Proyek Pokir DPRD Kota Cirebon: Dari Klaim Kepentingan Rakyat Hingga Dugaan Kepentingan Pribadi

NUSANTARANEWS.co, Cirebon [27 Desember 2024] – Pelaksanaan program pokok-pokok pikiran (Pokir) DPRD Kota Cirebon saat menjadi sorotan. Hingga akhir Oktober 2024, anggota DPRD Kota Cirebon, M. Handarujati Kalamullah, MAP, mengungkapkan bahwa hanya 47% kegiatan Pokir yang telah dilaksanakan oleh Dinas PUTR.

“Masyarakat sering menanyakan kepada kami kapan rencana pembangunan infrastruktur di lingkungan mereka akan dimulai. Karena mereka tahu bahwa proyek tersebut sudah disurvei dan diukur,” ujar Handarujati pada Senin, 4 November 2024, seperti dikutip dari Radar Cirebon.

Namun, di balik pernyataan manis tersebut, tersembunyi ironi pahit. Fakta di lapangan menunjukkan ketimpangan besar antara klaim kepentingan rakyat dengan realitas implementasi. Transparansi, yang seharusnya menjadi pilar utama program ini, justru digantikan oleh kabut tebal dugaan kepentingan pribadi.

Pokir adalah pokok pikiran masyarakat yang memungkinkan anggota DPRD mengusulkan kegiatan pembangunan berdasarkan aspirasi masyarakat di daerah pemilihan mereka. Sayangnya, program ini sering kali menjadi sekadar “ladang emas” bagi segelintir elit. Dengan batas anggaran maksimal Rp 1,5 miliar per anggota per tahun (tergantung daerah), pertanyaan besar muncul: siapa sebenarnya yang diuntungkan?

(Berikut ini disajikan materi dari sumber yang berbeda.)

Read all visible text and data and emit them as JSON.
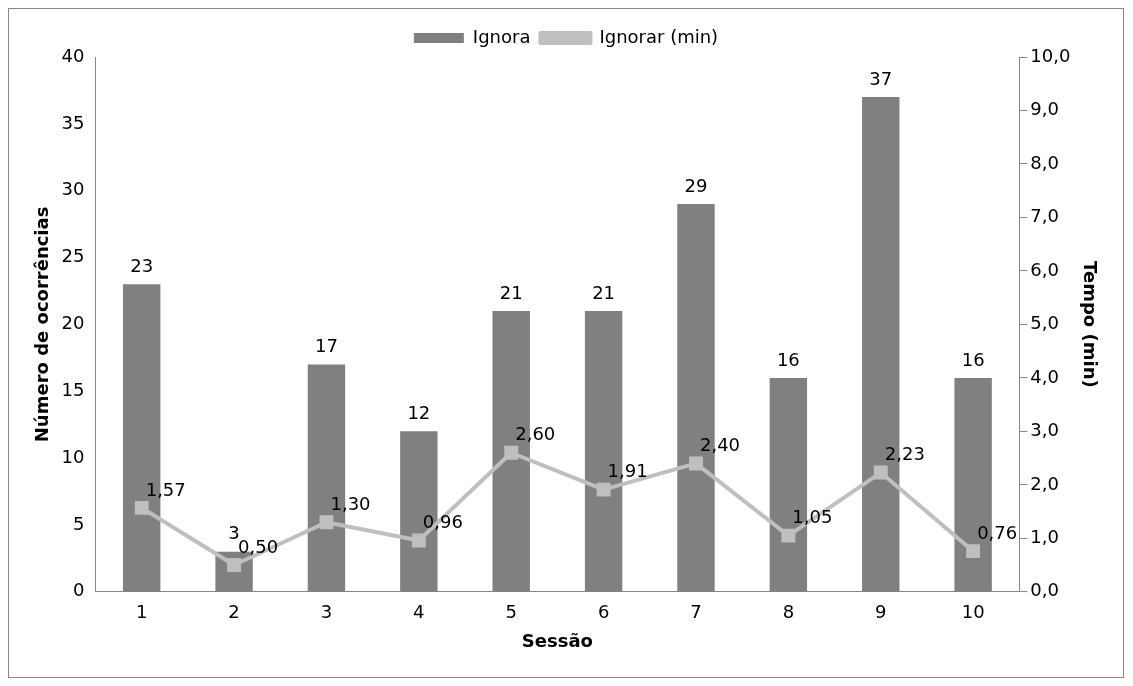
{
  "chart_data": {
    "type": "bar",
    "xlabel": "Sessão",
    "ylabel": "Número de ocorrências",
    "y2label": "Tempo (min)",
    "categories": [
      "1",
      "2",
      "3",
      "4",
      "5",
      "6",
      "7",
      "8",
      "9",
      "10"
    ],
    "series": [
      {
        "name": "Ignora",
        "color": "#808080",
        "values": [
          23,
          3,
          17,
          12,
          21,
          21,
          29,
          16,
          37,
          16
        ],
        "value_labels": [
          "23",
          "3",
          "17",
          "12",
          "21",
          "21",
          "29",
          "16",
          "37",
          "16"
        ]
      },
      {
        "name": "Ignorar (min)",
        "type": "line",
        "axis": "y2",
        "color": "#bfbfbf",
        "marker": "square",
        "values": [
          1.57,
          0.5,
          1.3,
          0.96,
          2.6,
          1.91,
          2.4,
          1.05,
          2.23,
          0.76
        ],
        "value_labels": [
          "1,57",
          "0,50",
          "1,30",
          "0,96",
          "2,60",
          "1,91",
          "2,40",
          "1,05",
          "2,23",
          "0,76"
        ]
      }
    ],
    "ylim": [
      0,
      40
    ],
    "yticks": [
      0,
      5,
      10,
      15,
      20,
      25,
      30,
      35,
      40
    ],
    "y2lim": [
      0,
      10
    ],
    "y2ticks": [
      {
        "value": 0,
        "label": "0,0"
      },
      {
        "value": 1,
        "label": "1,0"
      },
      {
        "value": 2,
        "label": "2,0"
      },
      {
        "value": 3,
        "label": "3,0"
      },
      {
        "value": 4,
        "label": "4,0"
      },
      {
        "value": 5,
        "label": "5,0"
      },
      {
        "value": 6,
        "label": "6,0"
      },
      {
        "value": 7,
        "label": "7,0"
      },
      {
        "value": 8,
        "label": "8,0"
      },
      {
        "value": 9,
        "label": "9,0"
      },
      {
        "value": 10,
        "label": "10,0"
      }
    ],
    "grid": false,
    "legend": "top"
  }
}
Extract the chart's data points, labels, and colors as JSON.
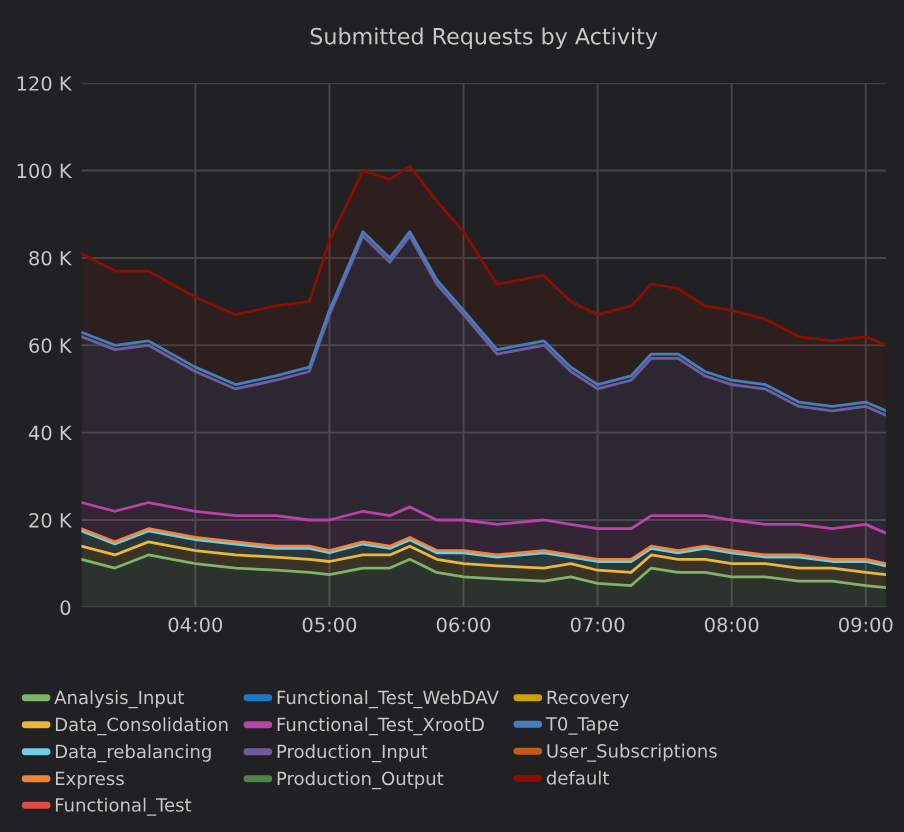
{
  "chart_data": {
    "type": "area",
    "stacked": true,
    "title": "Submitted Requests by Activity",
    "x": [
      3.15,
      3.4,
      3.65,
      4.0,
      4.3,
      4.6,
      4.85,
      5.0,
      5.25,
      5.45,
      5.6,
      5.8,
      6.0,
      6.25,
      6.6,
      6.8,
      7.0,
      7.25,
      7.4,
      7.6,
      7.8,
      8.0,
      8.25,
      8.5,
      8.75,
      9.0,
      9.15
    ],
    "xlim": [
      3.15,
      9.15
    ],
    "xticks": [
      {
        "value": 4,
        "label": "04:00"
      },
      {
        "value": 5,
        "label": "05:00"
      },
      {
        "value": 6,
        "label": "06:00"
      },
      {
        "value": 7,
        "label": "07:00"
      },
      {
        "value": 8,
        "label": "08:00"
      },
      {
        "value": 9,
        "label": "09:00"
      }
    ],
    "ylim": [
      0,
      120
    ],
    "yticks": [
      {
        "value": 0,
        "label": "0"
      },
      {
        "value": 20,
        "label": "20 K"
      },
      {
        "value": 40,
        "label": "40 K"
      },
      {
        "value": 60,
        "label": "60 K"
      },
      {
        "value": 80,
        "label": "80 K"
      },
      {
        "value": 100,
        "label": "100 K"
      },
      {
        "value": 120,
        "label": "120 K"
      }
    ],
    "grid": true,
    "legend": "bottom",
    "series": [
      {
        "name": "Analysis_Input",
        "color": "#7eb26d",
        "values": [
          11,
          9,
          12,
          10,
          9,
          8.5,
          8,
          7.5,
          9,
          9,
          11,
          8,
          7,
          6.5,
          6,
          7,
          5.5,
          5,
          9,
          8,
          8,
          7,
          7,
          6,
          6,
          5,
          4.5
        ]
      },
      {
        "name": "Data_Consolidation",
        "color": "#eab839",
        "values": [
          3,
          3,
          3,
          3,
          3,
          3,
          3,
          3,
          3,
          3,
          3,
          3,
          3,
          3,
          3,
          3,
          3,
          3,
          3,
          3,
          3,
          3,
          3,
          3,
          3,
          3,
          3
        ]
      },
      {
        "name": "Data_rebalancing",
        "color": "#6ed0e0",
        "values": [
          3.5,
          2.5,
          2.5,
          2.5,
          2.5,
          2,
          2.5,
          2,
          2.5,
          1.5,
          1.5,
          1.5,
          2.5,
          2,
          3.5,
          1.5,
          2,
          2.5,
          1.5,
          1.5,
          2.5,
          2.5,
          1.5,
          2.5,
          1.5,
          2.5,
          2
        ]
      },
      {
        "name": "Express",
        "color": "#ef843c",
        "values": [
          0.5,
          0.5,
          0.5,
          0.5,
          0.5,
          0.5,
          0.5,
          0.5,
          0.5,
          0.5,
          0.5,
          0.5,
          0.5,
          0.5,
          0.5,
          0.5,
          0.5,
          0.5,
          0.5,
          0.5,
          0.5,
          0.5,
          0.5,
          0.5,
          0.5,
          0.5,
          0.5
        ]
      },
      {
        "name": "Functional_Test",
        "color": "#e24d42",
        "values": [
          null,
          null,
          null,
          null,
          null,
          null,
          null,
          null,
          null,
          null,
          null,
          null,
          null,
          null,
          null,
          null,
          null,
          null,
          null,
          null,
          null,
          null,
          null,
          null,
          null,
          null,
          null
        ]
      },
      {
        "name": "Functional_Test_WebDAV",
        "color": "#1f78c1",
        "values": [
          null,
          null,
          null,
          null,
          null,
          null,
          null,
          null,
          null,
          null,
          null,
          null,
          null,
          null,
          null,
          null,
          null,
          null,
          null,
          null,
          null,
          null,
          null,
          null,
          null,
          null,
          null
        ]
      },
      {
        "name": "Functional_Test_XrootD",
        "color": "#ba43a9",
        "values": [
          6,
          7,
          6,
          6,
          6,
          7,
          6,
          7,
          7,
          7,
          7,
          7,
          7,
          7,
          7,
          7,
          7,
          7,
          7,
          8,
          7,
          7,
          7,
          7,
          7,
          8,
          7
        ]
      },
      {
        "name": "Production_Input",
        "color": "#705da0",
        "values": [
          38,
          37,
          36,
          32,
          29,
          31,
          34,
          47,
          63,
          58,
          62,
          54,
          47,
          39,
          40,
          35,
          32,
          34,
          36,
          36,
          32,
          31,
          31,
          27,
          27,
          27,
          27
        ]
      },
      {
        "name": "Production_Output",
        "color": "#508642",
        "values": [
          null,
          null,
          null,
          null,
          null,
          null,
          null,
          null,
          null,
          null,
          null,
          null,
          null,
          null,
          null,
          null,
          null,
          null,
          null,
          null,
          null,
          null,
          null,
          null,
          null,
          null,
          null
        ]
      },
      {
        "name": "Recovery",
        "color": "#cca300",
        "values": [
          null,
          null,
          null,
          null,
          null,
          null,
          null,
          null,
          null,
          null,
          null,
          null,
          null,
          null,
          null,
          null,
          null,
          null,
          null,
          null,
          null,
          null,
          null,
          null,
          null,
          null,
          null
        ]
      },
      {
        "name": "T0_Tape",
        "color": "#447ebc",
        "values": [
          1,
          1,
          1,
          1,
          1,
          1,
          1,
          1,
          1,
          1,
          1,
          1,
          1,
          1,
          1,
          1,
          1,
          1,
          1,
          1,
          1,
          1,
          1,
          1,
          1,
          1,
          1
        ]
      },
      {
        "name": "User_Subscriptions",
        "color": "#c15c17",
        "values": [
          null,
          null,
          null,
          null,
          null,
          null,
          null,
          null,
          null,
          null,
          null,
          null,
          null,
          null,
          null,
          null,
          null,
          null,
          null,
          null,
          null,
          null,
          null,
          null,
          null,
          null,
          null
        ]
      },
      {
        "name": "default",
        "color": "#890f02",
        "values": [
          18,
          17,
          16,
          16,
          16,
          16,
          15,
          16,
          14,
          18,
          15,
          18,
          18,
          15,
          15,
          15,
          16,
          16,
          16,
          15,
          15,
          16,
          15,
          15,
          15,
          15,
          15
        ]
      }
    ]
  }
}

Pada tahun 2023, Handarujati menjadi pengusul Pokir terbesar dengan nilai mencapai Rp 3,9 miliar hampir dua kali lipat lebih dari batas anggaran yang ditentukan. Ironisnya, mekanisme pengawasan terhadap pelanggaran ini seolah lumpuh total. Apakah ada pihak yang sengaja memejamkan mata demi kepentingan bersama ?

Beberapa proyek Pokir yang telah dilaksanakan diketahui menjadi “monumen kegagalan,” seperti:

1. Baperkam RW 06 Kelud Asih Kelurahan Kecapi: Tembok bangunan retak-retak dalam enam bulan.

2. Baperkam RW 17 Kelurahan Kecapi: Proyek dikerjakan asal-asalan, memicu keluhan warga masyarakat.

Meski kerusakan akhirnya diperbaiki setelah sorotan media, kualitas pengerjaan yang buruk sudah cukup menjelaskan: rakyat hanya menjadi tameng dalam sandiwara politik ini.

Mengapa Hasil Pengerjaan Bermasalah?

Investigasi Nusantara-news.co bersama PWRI Kota Cirebon menemukan dugaan bahwa sebagian besar anggaran proyek dipotong sebelum sampai ke tangan pemborong. Salah satu pemborong bahkan mengeluhkan, “potongan anggaran terlalu besar. Bagaimana kami bisa memberikan hasil terbaik jika dana yang tersisa sangat minim?”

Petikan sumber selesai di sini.